Nowhere does the sun radiate more energy than in the desert. Morocco is harnessing this potential to free itself from fossil fuels with concentrated solar power plants. This is exemplary from an emerging country, and a bold step that is supported by international donors like KfW.
The world’s largest solar complex in Ouarzazate
Four solar power plants that soon will produce electricity for 1.3 million people are being built on a desert area of 3,000 hectares. This video is only avaiable in German.
It is still early morning, but the sun already sits high in the sky. The wind blows over the red surface that stretches to the Atlas Mountains in the distance. Here in the arid and hot stony desert, not far from the southern Moroccan city of Ouarzazate, the largest solar energy complex in the world is being built on an area of 3,000 hectares. It is called Light – Noor in Arabic – and comprises four large-scale projects.
The first, NOORo I (the small “o” stands for Ouarzazate) with a capacity of 160 megawatts has been in operation since spring 2016. It already produces 400 GWh of power a year, which corresponds to the average consumption of around 400,000 people in Morocco. To this end, more than half a million parabolic mirrors track the sun, swivelling every few minutes to adjust their angle to the sun as the earth rotates.
The total surface of the mirrors amounts to 1.4 million square metres, or just under 200 football pitches. They were provided by Nuremberg company Flabeg, and accurately train the light energy on an “absorber tube” two metres away, which circulates synthetic oil that is heated to 400 degrees Celsius.
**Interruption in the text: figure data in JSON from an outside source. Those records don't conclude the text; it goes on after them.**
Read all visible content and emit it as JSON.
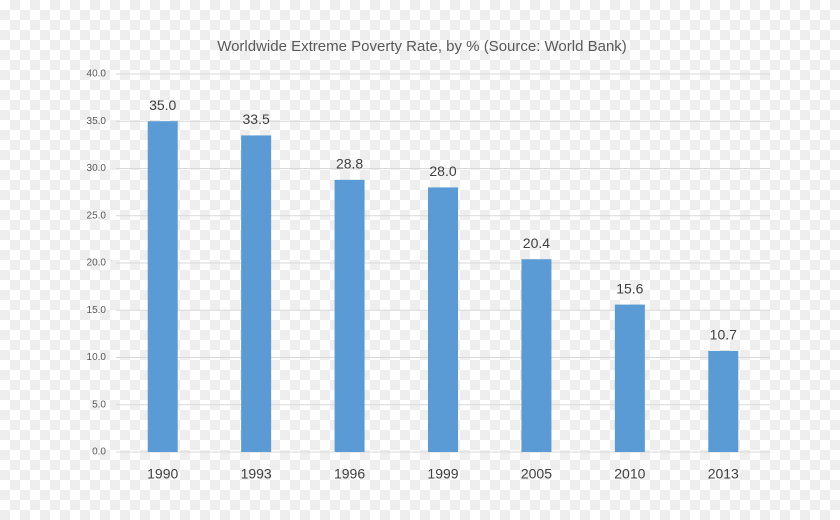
{
  "chart_data": {
    "type": "bar",
    "title": "Worldwide Extreme Poverty Rate, by % (Source: World Bank)",
    "categories": [
      "1990",
      "1993",
      "1996",
      "1999",
      "2005",
      "2010",
      "2013"
    ],
    "values": [
      35.0,
      33.5,
      28.8,
      28.0,
      20.4,
      15.6,
      10.7
    ],
    "value_labels": [
      "35.0",
      "33.5",
      "28.8",
      "28.0",
      "20.4",
      "15.6",
      "10.7"
    ],
    "color": "#5b9bd5",
    "ylim": [
      0,
      40
    ],
    "yticks": [
      {
        "value": 0,
        "label": "0.0"
      },
      {
        "value": 5,
        "label": "5.0"
      },
      {
        "value": 10,
        "label": "10.0"
      },
      {
        "value": 15,
        "label": "15.0"
      },
      {
        "value": 20,
        "label": "20.0"
      },
      {
        "value": 25,
        "label": "25.0"
      },
      {
        "value": 30,
        "label": "30.0"
      },
      {
        "value": 35,
        "label": "35.0"
      },
      {
        "value": 40,
        "label": "40.0"
      }
    ],
    "grid": true
  }
}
At the edge of the mirror farm, a turbine generates electricity via water vapour from the hot oil. The turbine was made by Siemens and Lahmeyer engineers acted as technical consultants for the project.
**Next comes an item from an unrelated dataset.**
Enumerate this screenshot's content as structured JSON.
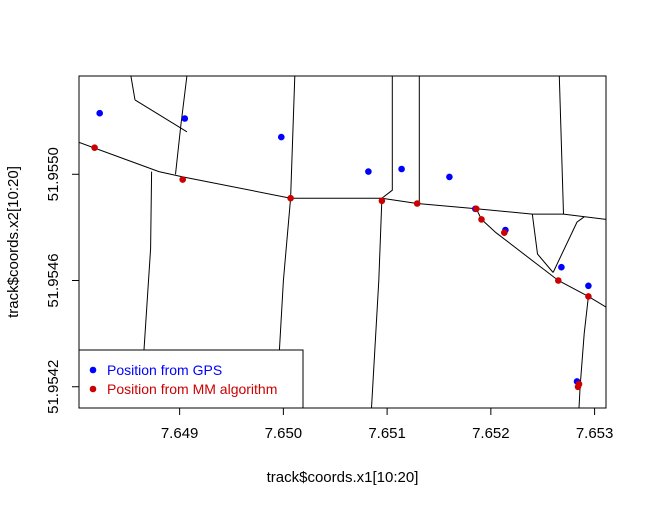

German companies that were successful in the international competition are helping to realise the country’s objectives. By 2030, the share in electricity production capacities based on renewable energies is due to almost double from the current 29% to 52%. There is barely any other emerging economy that has adopted such a similarly bold position.
This is anything but self-evident because when Morocco decided to push forward with its green energy transition a few years ago, there were other options on the table – continuing to focus on fossil fuels, for example, to satisfy the country’s growing energy requirements, in view of the massive slump in the price of crude oil.
“The fact that Morocco plumped for a green and sustainable future shows forward, long-term planning”, said Markus Faschina, Head of the KfW regional office in Morocco. “In this context, Morocco is banking on forward-facing technologies because no other country has yet built such a large solar complex with different technologies in one location.”